There's been a lot of talk lately about defining marriage. A lot of folks want to broaden the definition of marriage to include a lot of things that don't really look like, well, marriage. What's the big deal?, these folks say, it's just a word.
Interestingly, those of us who've grown up with divorced parents are pretty darn particular about family definitions. I've noticed this in others and in myself. We make distinctions between stepfathers or stepmothers and "my dad's wife" or "my mom's husband." These terms are not interchangeable for children of divorce. The first set of terms defines a relationship that holds some real essence of parenting, one that feels and looks like family. The second set defines a relationship that may include friendship and respect but is not a parent/child dynamic. Maybe it's our way of gaining a little bit of control in an often out-of-control world, but these distinctions are important. They help us tell others how our family--which is no longer just mom, dad, and child--fit together and function.

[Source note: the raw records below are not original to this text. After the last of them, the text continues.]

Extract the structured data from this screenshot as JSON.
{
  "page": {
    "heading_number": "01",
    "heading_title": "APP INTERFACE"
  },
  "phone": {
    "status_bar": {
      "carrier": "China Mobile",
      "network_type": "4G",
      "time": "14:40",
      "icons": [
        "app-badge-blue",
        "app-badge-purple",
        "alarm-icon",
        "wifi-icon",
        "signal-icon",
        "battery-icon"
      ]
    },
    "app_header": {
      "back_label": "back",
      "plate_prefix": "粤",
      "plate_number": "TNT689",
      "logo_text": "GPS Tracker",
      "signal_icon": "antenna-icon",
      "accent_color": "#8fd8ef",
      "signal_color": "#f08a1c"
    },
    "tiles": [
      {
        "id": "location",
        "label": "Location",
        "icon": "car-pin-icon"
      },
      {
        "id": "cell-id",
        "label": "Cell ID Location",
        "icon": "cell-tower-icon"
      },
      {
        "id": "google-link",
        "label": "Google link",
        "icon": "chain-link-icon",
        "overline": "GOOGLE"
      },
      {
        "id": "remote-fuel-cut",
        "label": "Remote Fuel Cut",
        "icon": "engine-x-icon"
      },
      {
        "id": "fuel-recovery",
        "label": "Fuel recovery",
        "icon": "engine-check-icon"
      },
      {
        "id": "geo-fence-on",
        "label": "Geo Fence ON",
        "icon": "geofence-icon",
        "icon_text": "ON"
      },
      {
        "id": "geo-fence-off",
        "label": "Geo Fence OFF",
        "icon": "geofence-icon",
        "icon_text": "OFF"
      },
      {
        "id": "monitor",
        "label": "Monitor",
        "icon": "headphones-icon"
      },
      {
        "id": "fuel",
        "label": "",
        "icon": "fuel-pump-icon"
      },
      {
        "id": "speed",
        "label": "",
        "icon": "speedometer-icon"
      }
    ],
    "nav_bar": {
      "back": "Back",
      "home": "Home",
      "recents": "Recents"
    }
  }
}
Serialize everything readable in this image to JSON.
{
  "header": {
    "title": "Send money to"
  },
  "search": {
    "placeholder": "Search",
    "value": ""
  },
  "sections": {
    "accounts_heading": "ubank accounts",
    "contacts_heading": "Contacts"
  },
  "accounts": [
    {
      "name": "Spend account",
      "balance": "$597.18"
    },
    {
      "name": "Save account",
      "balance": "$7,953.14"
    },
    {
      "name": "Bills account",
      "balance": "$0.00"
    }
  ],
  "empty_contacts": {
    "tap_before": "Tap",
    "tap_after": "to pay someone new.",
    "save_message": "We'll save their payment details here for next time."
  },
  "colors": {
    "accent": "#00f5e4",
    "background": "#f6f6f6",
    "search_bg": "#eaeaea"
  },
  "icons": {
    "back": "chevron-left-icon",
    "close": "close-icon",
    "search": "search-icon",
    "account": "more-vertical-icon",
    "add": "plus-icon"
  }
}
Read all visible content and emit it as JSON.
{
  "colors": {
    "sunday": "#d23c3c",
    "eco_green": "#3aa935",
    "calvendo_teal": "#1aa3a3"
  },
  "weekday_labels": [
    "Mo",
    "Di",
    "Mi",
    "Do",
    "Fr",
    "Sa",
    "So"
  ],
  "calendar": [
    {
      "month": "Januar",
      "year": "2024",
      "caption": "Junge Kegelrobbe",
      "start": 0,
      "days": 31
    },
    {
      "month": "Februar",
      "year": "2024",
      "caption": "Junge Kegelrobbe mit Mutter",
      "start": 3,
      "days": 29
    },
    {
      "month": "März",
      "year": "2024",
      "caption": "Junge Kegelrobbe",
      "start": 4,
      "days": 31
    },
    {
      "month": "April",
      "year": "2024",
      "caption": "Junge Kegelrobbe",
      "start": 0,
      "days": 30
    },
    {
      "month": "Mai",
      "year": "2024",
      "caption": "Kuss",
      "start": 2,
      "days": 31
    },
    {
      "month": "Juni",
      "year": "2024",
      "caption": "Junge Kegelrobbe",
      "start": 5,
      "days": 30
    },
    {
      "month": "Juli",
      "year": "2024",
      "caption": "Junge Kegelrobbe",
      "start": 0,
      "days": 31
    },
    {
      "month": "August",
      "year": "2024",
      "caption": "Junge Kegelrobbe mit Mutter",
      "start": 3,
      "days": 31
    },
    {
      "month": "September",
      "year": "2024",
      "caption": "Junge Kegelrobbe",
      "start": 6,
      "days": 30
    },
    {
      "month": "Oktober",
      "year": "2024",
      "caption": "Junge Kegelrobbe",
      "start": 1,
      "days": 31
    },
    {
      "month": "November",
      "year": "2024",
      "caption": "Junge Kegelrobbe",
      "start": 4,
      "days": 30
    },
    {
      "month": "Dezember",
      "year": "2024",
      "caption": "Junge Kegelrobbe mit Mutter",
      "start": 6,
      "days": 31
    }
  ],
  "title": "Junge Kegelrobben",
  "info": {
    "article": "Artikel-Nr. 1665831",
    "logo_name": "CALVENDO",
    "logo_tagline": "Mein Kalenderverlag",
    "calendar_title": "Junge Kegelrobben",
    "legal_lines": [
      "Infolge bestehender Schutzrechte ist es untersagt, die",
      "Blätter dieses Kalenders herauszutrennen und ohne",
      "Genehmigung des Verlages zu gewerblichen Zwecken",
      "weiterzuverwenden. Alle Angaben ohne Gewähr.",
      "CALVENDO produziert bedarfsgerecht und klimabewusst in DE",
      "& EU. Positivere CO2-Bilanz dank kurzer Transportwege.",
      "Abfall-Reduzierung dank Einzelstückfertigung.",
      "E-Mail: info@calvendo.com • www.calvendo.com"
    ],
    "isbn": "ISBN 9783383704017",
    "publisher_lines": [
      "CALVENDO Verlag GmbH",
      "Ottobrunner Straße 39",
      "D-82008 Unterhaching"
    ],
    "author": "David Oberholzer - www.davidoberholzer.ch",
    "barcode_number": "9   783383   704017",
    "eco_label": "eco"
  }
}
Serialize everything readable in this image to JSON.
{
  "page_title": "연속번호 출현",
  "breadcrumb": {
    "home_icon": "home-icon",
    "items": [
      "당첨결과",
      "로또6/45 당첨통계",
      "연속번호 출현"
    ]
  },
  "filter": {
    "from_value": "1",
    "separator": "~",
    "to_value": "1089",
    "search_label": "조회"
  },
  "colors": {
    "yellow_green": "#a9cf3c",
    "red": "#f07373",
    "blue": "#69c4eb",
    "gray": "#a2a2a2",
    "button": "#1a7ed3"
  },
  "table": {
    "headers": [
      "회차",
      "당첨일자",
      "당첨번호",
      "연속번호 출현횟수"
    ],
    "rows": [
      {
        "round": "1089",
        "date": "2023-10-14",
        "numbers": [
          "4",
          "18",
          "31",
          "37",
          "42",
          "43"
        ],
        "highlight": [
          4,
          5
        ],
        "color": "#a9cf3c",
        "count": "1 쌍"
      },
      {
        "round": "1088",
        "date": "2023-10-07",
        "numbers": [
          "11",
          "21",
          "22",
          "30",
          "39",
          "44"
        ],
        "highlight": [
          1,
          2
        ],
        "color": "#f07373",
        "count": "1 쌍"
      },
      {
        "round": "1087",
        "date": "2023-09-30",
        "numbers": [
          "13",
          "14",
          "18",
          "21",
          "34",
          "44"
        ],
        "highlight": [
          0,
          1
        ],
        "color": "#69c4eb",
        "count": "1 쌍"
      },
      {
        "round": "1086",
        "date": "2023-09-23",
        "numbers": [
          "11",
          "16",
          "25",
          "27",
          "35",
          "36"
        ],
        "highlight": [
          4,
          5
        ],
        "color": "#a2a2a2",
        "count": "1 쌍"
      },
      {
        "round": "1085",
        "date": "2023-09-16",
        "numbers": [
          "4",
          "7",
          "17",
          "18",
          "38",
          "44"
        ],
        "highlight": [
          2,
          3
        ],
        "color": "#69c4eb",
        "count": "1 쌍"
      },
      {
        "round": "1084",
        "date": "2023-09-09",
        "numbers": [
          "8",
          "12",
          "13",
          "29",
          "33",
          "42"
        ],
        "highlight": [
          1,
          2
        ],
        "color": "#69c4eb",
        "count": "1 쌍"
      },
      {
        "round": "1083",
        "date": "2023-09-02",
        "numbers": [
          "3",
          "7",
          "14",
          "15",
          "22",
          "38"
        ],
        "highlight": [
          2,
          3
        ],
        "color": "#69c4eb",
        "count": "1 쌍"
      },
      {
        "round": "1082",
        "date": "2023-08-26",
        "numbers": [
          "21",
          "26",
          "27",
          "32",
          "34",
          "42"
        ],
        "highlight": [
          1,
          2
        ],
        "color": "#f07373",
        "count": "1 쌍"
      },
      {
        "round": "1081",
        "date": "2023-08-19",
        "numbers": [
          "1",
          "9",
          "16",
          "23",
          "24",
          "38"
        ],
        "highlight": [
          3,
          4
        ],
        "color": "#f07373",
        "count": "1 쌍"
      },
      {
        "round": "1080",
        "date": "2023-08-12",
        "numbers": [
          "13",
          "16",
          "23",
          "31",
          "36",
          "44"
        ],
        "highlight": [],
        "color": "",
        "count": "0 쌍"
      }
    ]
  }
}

We do the same sort of thing with sibling relationships. Full, half, and step siblings are often distinguished, but there is an exception to this rule. When half-siblings are born into the same household family that we live in, we often just call them our siblings, not our half-siblings. I never refer to my two brothers as my half-brothers, although technically that's what they are. I don't think of them that way, and they don't think of me as their half-sister. Why? Because they were born into the family that was my primary family. I lived exclusively with my mom and stepfather, whose sons they are. They thought it a little weird, I suppose, that I went away for a couple of weeks each summer to visit grandparents they didn't know, but gradually they came to understand that our mother had been married before and that I had another dad somewhere else.
When I was in France a few weeks ago, my dad and his wife (if you're reading closely, you'll notice the distinction) asked how I would feel about having a brother or sister. My immediate reaction was, I already have two brothers so what's the difference? But that's not quite right. I enjoy spending time with my dad and his wife, but our times together are few and far between and any children they have together would be about as closely connected to me as the children of my cousins who I see every couple of years and in annual Christmas photos. If they want to have kids, I think that's great and I will hope that with some age and maturity my dad will be to them the dad I always wanted him to be.
One of my brothers got married last weekend. My eyes welled once or twice, but the tears didn't spill over until after the ceremony when my mom said it seemed like just yesterday that he was two feet tall. I held them both as babies, fed them bottles, changed their diapers, held their hands as they crossed the street, dusted off their scraped knees, and received scribbled letters and badly painted craft projects from them when I was in college. The one who just married lived in my basement for four summers in high school and college and for two years following college. He fixes all my computer issues and puts things in the attic for me (he can reach the knob for the pull down stairs without standing on a stepladder) and I repay him in homecooked meals.
I know what to call him and his younger counterpart: they're my brothers in every sense of the word. I'm not yet sure what I would call those others hinted at in Paris; perhaps half-siblings, maybe "the children of my dad and his third wife." I guess we'll name that relationship when we get to it.